What is resilience then, in connection with tidal flooding?

One definition of resilience, in a broader context: the ability of social groups “to cope with external stresses and disturbances as a result of social, political, and environmental change.”5

The presence of pre-existing social support, such as healthy intimate partnerships, leads to greater capacity for resilience after a natural disaster.6

Among the adaptations to chronic flooding, the researchers found coastal residents did things like more frequently check tidal charts, regularly moving cars, leaving early or staying out later to avoid flooded streets, or keeping waterproof boots in their vehicles. At the more extreme end, they might buy a high-clearance vehicle such as an SUV. Or retrofit homes to withstand flooding. Or build makeshift berms.

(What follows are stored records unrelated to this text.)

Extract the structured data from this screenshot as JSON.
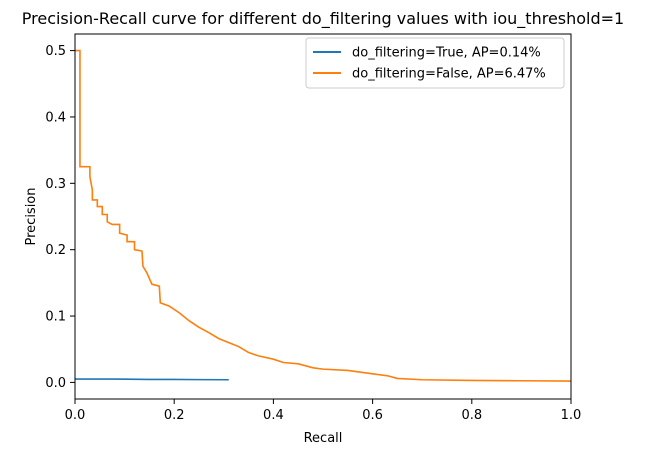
{
  "chart_data": {
    "type": "line",
    "title": "Precision-Recall curve for different do_filtering values with iou_threshold=1",
    "xlabel": "Recall",
    "ylabel": "Precision",
    "xlim": [
      0.0,
      1.0
    ],
    "ylim": [
      -0.025,
      0.525
    ],
    "x_ticks": [
      "0.0",
      "0.2",
      "0.4",
      "0.6",
      "0.8",
      "1.0"
    ],
    "y_ticks": [
      "0.0",
      "0.1",
      "0.2",
      "0.3",
      "0.4",
      "0.5"
    ],
    "grid": false,
    "legend_position": "top-right",
    "series": [
      {
        "name": "do_filtering=True, AP=0.14%",
        "color": "#1f77b4",
        "points": [
          [
            0.0,
            0.005
          ],
          [
            0.08,
            0.005
          ],
          [
            0.15,
            0.0045
          ],
          [
            0.2,
            0.0045
          ],
          [
            0.25,
            0.0042
          ],
          [
            0.31,
            0.004
          ]
        ]
      },
      {
        "name": "do_filtering=False, AP=6.47%",
        "color": "#ff7f0e",
        "points": [
          [
            0.0,
            0.5
          ],
          [
            0.01,
            0.5
          ],
          [
            0.01,
            0.325
          ],
          [
            0.03,
            0.325
          ],
          [
            0.03,
            0.31
          ],
          [
            0.035,
            0.29
          ],
          [
            0.035,
            0.275
          ],
          [
            0.045,
            0.275
          ],
          [
            0.045,
            0.265
          ],
          [
            0.055,
            0.265
          ],
          [
            0.055,
            0.253
          ],
          [
            0.065,
            0.253
          ],
          [
            0.065,
            0.242
          ],
          [
            0.075,
            0.238
          ],
          [
            0.09,
            0.238
          ],
          [
            0.09,
            0.225
          ],
          [
            0.105,
            0.222
          ],
          [
            0.105,
            0.212
          ],
          [
            0.12,
            0.212
          ],
          [
            0.12,
            0.2
          ],
          [
            0.135,
            0.198
          ],
          [
            0.137,
            0.175
          ],
          [
            0.145,
            0.165
          ],
          [
            0.155,
            0.148
          ],
          [
            0.17,
            0.145
          ],
          [
            0.172,
            0.12
          ],
          [
            0.19,
            0.115
          ],
          [
            0.21,
            0.105
          ],
          [
            0.23,
            0.093
          ],
          [
            0.25,
            0.083
          ],
          [
            0.27,
            0.075
          ],
          [
            0.29,
            0.066
          ],
          [
            0.31,
            0.06
          ],
          [
            0.33,
            0.054
          ],
          [
            0.35,
            0.045
          ],
          [
            0.37,
            0.04
          ],
          [
            0.4,
            0.035
          ],
          [
            0.42,
            0.03
          ],
          [
            0.45,
            0.028
          ],
          [
            0.48,
            0.022
          ],
          [
            0.5,
            0.02
          ],
          [
            0.55,
            0.018
          ],
          [
            0.6,
            0.013
          ],
          [
            0.63,
            0.01
          ],
          [
            0.65,
            0.006
          ],
          [
            0.7,
            0.004
          ],
          [
            0.8,
            0.003
          ],
          [
            0.9,
            0.0025
          ],
          [
            1.0,
            0.002
          ]
        ]
      }
    ]
  }
}
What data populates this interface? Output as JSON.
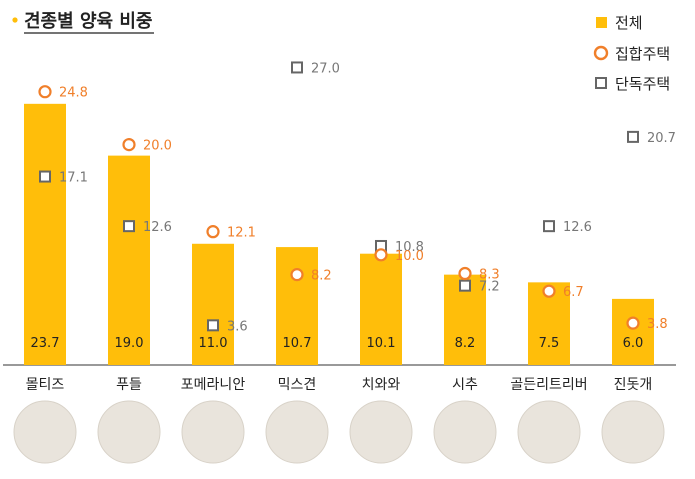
{
  "chart_data": {
    "type": "bar",
    "title": "견종별 양육 비중",
    "categories": [
      "몰티즈",
      "푸들",
      "포메라니안",
      "믹스견",
      "치와와",
      "시추",
      "골든리트리버",
      "진돗개"
    ],
    "series": [
      {
        "name": "전체",
        "kind": "bar",
        "values": [
          23.7,
          19.0,
          11.0,
          10.7,
          10.1,
          8.2,
          7.5,
          6.0
        ]
      },
      {
        "name": "집합주택",
        "kind": "marker-circle",
        "values": [
          24.8,
          20.0,
          12.1,
          8.2,
          10.0,
          8.3,
          6.7,
          3.8
        ]
      },
      {
        "name": "단독주택",
        "kind": "marker-square",
        "values": [
          17.1,
          12.6,
          3.6,
          27.0,
          10.8,
          7.2,
          12.6,
          20.7
        ]
      }
    ],
    "ylim": [
      0,
      29
    ],
    "grid": false,
    "legend_position": "top-right",
    "category_images": [
      "dog-photo-maltese",
      "dog-photo-poodle",
      "dog-photo-pomeranian",
      "dog-photo-mixed",
      "dog-photo-chihuahua",
      "dog-photo-shihtzu",
      "dog-photo-golden-retriever",
      "dog-photo-jindo"
    ]
  },
  "colors": {
    "bar": "#ffbe0a",
    "circle": "#f07f2a",
    "square": "#666666",
    "square_label": "#777777",
    "axis": "#333333",
    "text": "#222222",
    "title_dot": "#ffbe0a"
  }
}
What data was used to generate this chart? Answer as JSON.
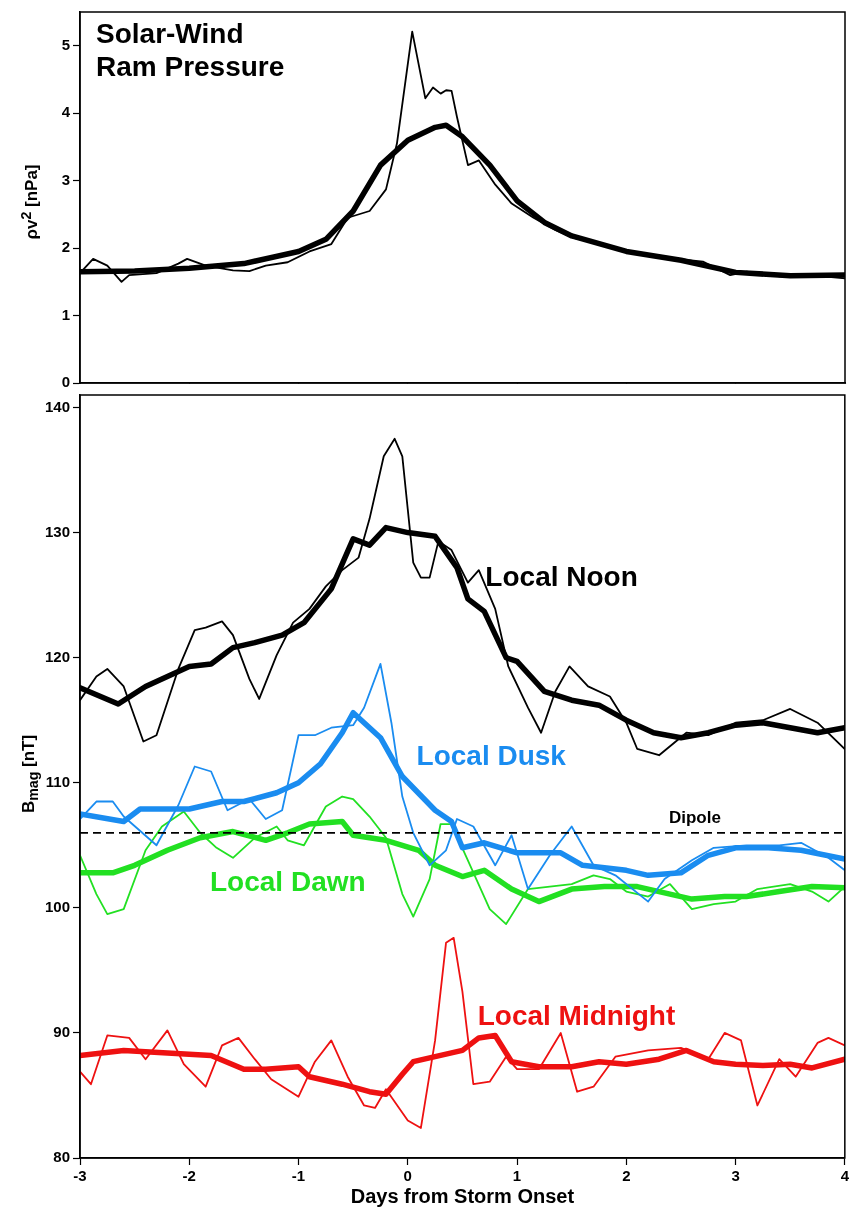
{
  "chart_data": [
    {
      "type": "line",
      "title": "Solar-Wind Ram Pressure",
      "ylabel": "ρv$^{2}$  [nPa]",
      "xlim": [
        -3,
        4
      ],
      "xticks": [
        -3,
        -2,
        -1,
        0,
        1,
        2,
        3,
        4
      ],
      "ylim": [
        0,
        5.5
      ],
      "yticks": [
        0,
        1,
        2,
        3,
        4,
        5
      ],
      "grid": false,
      "tick_labels": "y",
      "series": [
        {
          "color": "#000000",
          "x": [
            -3,
            -2.88,
            -2.75,
            -2.62,
            -2.55,
            -2.3,
            -2.1,
            -2.02,
            -1.85,
            -1.6,
            -1.45,
            -1.3,
            -1.1,
            -0.9,
            -0.7,
            -0.55,
            -0.35,
            -0.2,
            -0.1,
            0.04,
            0.16,
            0.23,
            0.3,
            0.35,
            0.4,
            0.45,
            0.55,
            0.65,
            0.8,
            0.95,
            1.15,
            1.35,
            1.5,
            1.8,
            2,
            2.4,
            2.7,
            2.95,
            3.1,
            3.4,
            3.6,
            3.8,
            4
          ],
          "values": [
            1.63,
            1.84,
            1.74,
            1.5,
            1.6,
            1.63,
            1.77,
            1.84,
            1.74,
            1.67,
            1.66,
            1.74,
            1.79,
            1.95,
            2.06,
            2.45,
            2.55,
            2.87,
            3.55,
            5.21,
            4.22,
            4.38,
            4.29,
            4.34,
            4.33,
            3.94,
            3.23,
            3.3,
            2.94,
            2.66,
            2.45,
            2.27,
            2.16,
            2.04,
            1.95,
            1.85,
            1.8,
            1.6,
            1.65,
            1.58,
            1.61,
            1.58,
            1.55
          ]
        },
        {
          "color": "#000000",
          "x": [
            -3,
            -2.5,
            -2,
            -1.5,
            -1,
            -0.75,
            -0.5,
            -0.25,
            0,
            0.25,
            0.35,
            0.5,
            0.75,
            1,
            1.25,
            1.5,
            2,
            2.5,
            3,
            3.5,
            4
          ],
          "values": [
            1.65,
            1.66,
            1.7,
            1.77,
            1.95,
            2.13,
            2.55,
            3.23,
            3.6,
            3.79,
            3.82,
            3.65,
            3.23,
            2.7,
            2.38,
            2.18,
            1.95,
            1.82,
            1.64,
            1.59,
            1.6
          ]
        }
      ]
    },
    {
      "type": "line",
      "xlabel": "Days from Storm Onset",
      "ylabel": "B$_{mag}$  [nT]",
      "xlim": [
        -3,
        4
      ],
      "xticks": [
        -3,
        -2,
        -1,
        0,
        1,
        2,
        3,
        4
      ],
      "ylim": [
        80,
        141
      ],
      "yticks": [
        80,
        90,
        100,
        110,
        120,
        130,
        140
      ],
      "grid": false,
      "ref_lines": [
        {
          "axis": "y",
          "value": 106,
          "label": "Dipole",
          "color": "#000000",
          "line_style": "dashed"
        }
      ],
      "series": [
        {
          "color": "#000000",
          "x": [
            -3,
            -2.85,
            -2.75,
            -2.6,
            -2.42,
            -2.3,
            -2.1,
            -1.95,
            -1.85,
            -1.7,
            -1.6,
            -1.45,
            -1.36,
            -1.2,
            -1.05,
            -0.9,
            -0.75,
            -0.6,
            -0.45,
            -0.35,
            -0.22,
            -0.12,
            -0.05,
            0.05,
            0.12,
            0.2,
            0.28,
            0.4,
            0.55,
            0.65,
            0.8,
            0.92,
            1.1,
            1.22,
            1.35,
            1.48,
            1.65,
            1.85,
            2,
            2.1,
            2.3,
            2.55,
            2.75,
            3,
            3.25,
            3.5,
            3.75,
            4
          ],
          "values": [
            116.6,
            118.5,
            119.1,
            117.7,
            113.3,
            113.8,
            119.1,
            122.2,
            122.4,
            122.9,
            121.8,
            118.3,
            116.7,
            120.2,
            122.8,
            123.9,
            125.7,
            127,
            128,
            131.1,
            136.1,
            137.5,
            136.1,
            127.6,
            126.4,
            126.4,
            129.3,
            128.6,
            126,
            127,
            123.9,
            119.3,
            116,
            114,
            117.3,
            119.3,
            117.7,
            116.9,
            114.8,
            112.7,
            112.2,
            114,
            113.8,
            114.8,
            115,
            115.9,
            114.8,
            112.7
          ]
        },
        {
          "name": "Local Noon",
          "color": "#000000",
          "x": [
            -3,
            -2.65,
            -2.4,
            -2.15,
            -2,
            -1.8,
            -1.6,
            -1.4,
            -1.15,
            -0.95,
            -0.7,
            -0.5,
            -0.35,
            -0.2,
            0,
            0.25,
            0.45,
            0.55,
            0.7,
            0.9,
            1,
            1.25,
            1.5,
            1.75,
            2,
            2.25,
            2.5,
            2.75,
            3,
            3.25,
            3.5,
            3.75,
            4
          ],
          "values": [
            117.6,
            116.3,
            117.7,
            118.7,
            119.3,
            119.5,
            120.8,
            121.2,
            121.8,
            122.8,
            125.5,
            129.5,
            129,
            130.4,
            130,
            129.7,
            127.2,
            124.7,
            123.7,
            120,
            119.7,
            117.3,
            116.6,
            116.2,
            115,
            114,
            113.6,
            114,
            114.6,
            114.8,
            114.4,
            114,
            114.4
          ]
        },
        {
          "color": "#1a8cf0",
          "x": [
            -3,
            -2.85,
            -2.7,
            -2.6,
            -2.3,
            -2.1,
            -1.95,
            -1.8,
            -1.65,
            -1.45,
            -1.3,
            -1.15,
            -1,
            -0.85,
            -0.7,
            -0.5,
            -0.4,
            -0.25,
            -0.15,
            -0.05,
            0.05,
            0.2,
            0.35,
            0.45,
            0.6,
            0.8,
            0.95,
            1.1,
            1.3,
            1.5,
            1.7,
            1.9,
            2.2,
            2.35,
            2.6,
            2.8,
            3.1,
            3.4,
            3.6,
            3.85,
            4
          ],
          "values": [
            107.1,
            108.5,
            108.5,
            107.3,
            105,
            108.2,
            111.3,
            110.9,
            107.8,
            108.7,
            107.1,
            107.8,
            113.8,
            113.8,
            114.4,
            114.6,
            116,
            119.5,
            114.8,
            108.9,
            106,
            103.4,
            104.6,
            107.1,
            106.5,
            103.4,
            105.8,
            101.5,
            104.2,
            106.5,
            103.4,
            102.6,
            100.5,
            102.3,
            103.8,
            104.8,
            105,
            105,
            105.2,
            104,
            103
          ]
        },
        {
          "name": "Local Dusk",
          "color": "#1a8cf0",
          "x": [
            -3,
            -2.6,
            -2.45,
            -2,
            -1.7,
            -1.5,
            -1.2,
            -1,
            -0.8,
            -0.6,
            -0.5,
            -0.4,
            -0.25,
            -0.05,
            0.25,
            0.4,
            0.5,
            0.7,
            1,
            1.4,
            1.6,
            2,
            2.2,
            2.5,
            2.75,
            3,
            3.3,
            3.6,
            4
          ],
          "values": [
            107.5,
            106.9,
            107.9,
            107.9,
            108.5,
            108.5,
            109.2,
            110,
            111.5,
            114,
            115.6,
            114.8,
            113.6,
            110.5,
            107.8,
            106.9,
            104.8,
            105.2,
            104.4,
            104.4,
            103.4,
            103,
            102.6,
            102.8,
            104.2,
            104.8,
            104.8,
            104.6,
            103.9
          ]
        },
        {
          "color": "#22e022",
          "x": [
            -3,
            -2.85,
            -2.75,
            -2.6,
            -2.4,
            -2.25,
            -2.05,
            -1.9,
            -1.75,
            -1.6,
            -1.4,
            -1.2,
            -1.1,
            -0.95,
            -0.75,
            -0.6,
            -0.5,
            -0.35,
            -0.2,
            -0.05,
            0.05,
            0.2,
            0.3,
            0.4,
            0.55,
            0.75,
            0.9,
            1.1,
            1.3,
            1.5,
            1.7,
            1.85,
            2,
            2.2,
            2.4,
            2.6,
            2.8,
            3,
            3.2,
            3.5,
            3.7,
            3.85,
            4
          ],
          "values": [
            104.2,
            101.1,
            99.5,
            99.9,
            104.6,
            106.5,
            107.7,
            106,
            104.8,
            104,
            105.6,
            106.5,
            105.4,
            105,
            108.1,
            108.9,
            108.7,
            107.3,
            105.6,
            101.1,
            99.3,
            102.3,
            106.7,
            106.7,
            103.8,
            99.9,
            98.7,
            101.5,
            101.7,
            101.9,
            102.6,
            102.3,
            101.3,
            100.9,
            101.9,
            99.9,
            100.3,
            100.5,
            101.5,
            101.9,
            101.3,
            100.5,
            101.7
          ]
        },
        {
          "name": "Local Dawn",
          "color": "#22e022",
          "x": [
            -3,
            -2.7,
            -2.5,
            -2.2,
            -1.9,
            -1.6,
            -1.3,
            -1.1,
            -0.9,
            -0.6,
            -0.5,
            -0.2,
            0.1,
            0.25,
            0.5,
            0.7,
            0.95,
            1.2,
            1.5,
            1.8,
            2.1,
            2.3,
            2.6,
            2.9,
            3.1,
            3.4,
            3.7,
            4
          ],
          "values": [
            102.8,
            102.8,
            103.4,
            104.6,
            105.6,
            106.1,
            105.4,
            106,
            106.7,
            106.9,
            105.8,
            105.4,
            104.6,
            103.4,
            102.5,
            103,
            101.5,
            100.5,
            101.5,
            101.7,
            101.7,
            101.3,
            100.7,
            100.9,
            100.9,
            101.3,
            101.7,
            101.6
          ]
        },
        {
          "color": "#ee1111",
          "x": [
            -3,
            -2.9,
            -2.75,
            -2.55,
            -2.4,
            -2.2,
            -2.05,
            -1.85,
            -1.7,
            -1.55,
            -1.4,
            -1.25,
            -1,
            -0.85,
            -0.7,
            -0.55,
            -0.4,
            -0.3,
            -0.2,
            0,
            0.12,
            0.25,
            0.35,
            0.42,
            0.5,
            0.6,
            0.75,
            0.9,
            1,
            1.2,
            1.4,
            1.55,
            1.7,
            1.9,
            2.2,
            2.5,
            2.75,
            2.9,
            3.05,
            3.2,
            3.4,
            3.55,
            3.75,
            3.85,
            4
          ],
          "values": [
            86.9,
            85.9,
            89.8,
            89.6,
            87.9,
            90.2,
            87.5,
            85.7,
            89,
            89.6,
            87.9,
            86.3,
            84.9,
            87.7,
            89.4,
            86.5,
            84.2,
            84,
            85.5,
            83,
            82.4,
            89.4,
            97.2,
            97.6,
            93.3,
            85.9,
            86.1,
            88.1,
            87.1,
            87.1,
            90,
            85.3,
            85.7,
            88.1,
            88.6,
            88.8,
            87.9,
            90,
            89.4,
            84.2,
            87.9,
            86.5,
            89.2,
            89.6,
            89
          ]
        },
        {
          "name": "Local Midnight",
          "color": "#ee1111",
          "x": [
            -3,
            -2.6,
            -2.2,
            -1.8,
            -1.5,
            -1.3,
            -1,
            -0.9,
            -0.6,
            -0.35,
            -0.2,
            -0.05,
            0.05,
            0.3,
            0.5,
            0.65,
            0.8,
            0.95,
            1.2,
            1.5,
            1.75,
            2,
            2.3,
            2.55,
            2.8,
            3,
            3.25,
            3.5,
            3.7,
            4
          ],
          "values": [
            88.2,
            88.6,
            88.4,
            88.2,
            87.1,
            87.1,
            87.3,
            86.5,
            85.9,
            85.3,
            85.1,
            86.7,
            87.7,
            88.2,
            88.6,
            89.6,
            89.8,
            87.7,
            87.3,
            87.3,
            87.7,
            87.5,
            87.9,
            88.6,
            87.7,
            87.5,
            87.4,
            87.5,
            87.2,
            87.9
          ]
        }
      ]
    }
  ]
}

One resident reported that a friend arrives to his job two hours early—at 5:00 a.m.—to avoid floodwaters, then waits in his car for two hours to go to work at 7:00.

NYC Community Flood Watch participants showed themselves to be knowledgeable about tidal flooding and its impacts, the researchers wrote. The interviews they conducted elicited details about the intensity and consequences of this flooding. Going forward, research-action efforts can build on this knowledge, to develop risk plans and communication strategies. All with the aim to build better resilience in coastal communities.

“It is important that we not only understand the visible, physical aspects of flooding, but how flooding impacts home economics, lifestyles and mental health,” said Bunting-Howarth. “Resilience should consider both physical and social factors.”


1 Campbell, Lindsay K.; Cheng, Helen; Svendsen, Erika; Kochnower, Dana; Bunting-Howarth, Katherine; and Wapnitsky, Phoebe (2021) "Living with Water: Documenting Lived Experience and Social-Emotional Impacts of Chronic Flooding for Local Adaptation Planning," Cities and the Environment (CATE): Vol. 14: Iss. 1, Article 4. DOI: 10.15365/cate.2021.140104


3 Padhy, S.K., S. Sarkar, M. Panigrahi, and S. Paul. 2015. Mental health effects of climate change. Indian Journal of Occupational and Environmental Medicine, 19(1), 3.

4 Hammond, M. J., A.S. Chen, S. Djordjevic, D. Butler, and O. Mark. 2015. Urban flood impact assessment: a state-of-the-art review. Urban Water Journal, 12(1), 14-29.

5 Adger, N. 2000. Social and Ecological Resilience: Are they related? Prog. Hum. Geogr., 24, 347–364.

6 Lowe, S.R., J.E. Rhodes, and M.C. Waters. 2015. Understanding resilience and other trajectories of psychological distress: a mixed-methods study of low-income mothers who survived Hurricane Katrina. Current Psychology, 34(3), 537-550.

More Info: New York Sea Grant

New York Sea Grant (NYSG), a cooperative program of Cornell University and the State University of New York (SUNY), is one of 34 university-based programs under the National Oceanic and Atmospheric Administration’s National Sea Grant College Program.

Since 1971, NYSG has represented a statewide network of integrated research, education and extension services promoting coastal community economic vitality, environmental sustainability and citizen awareness and understanding about the State’s marine and Great Lakes resources.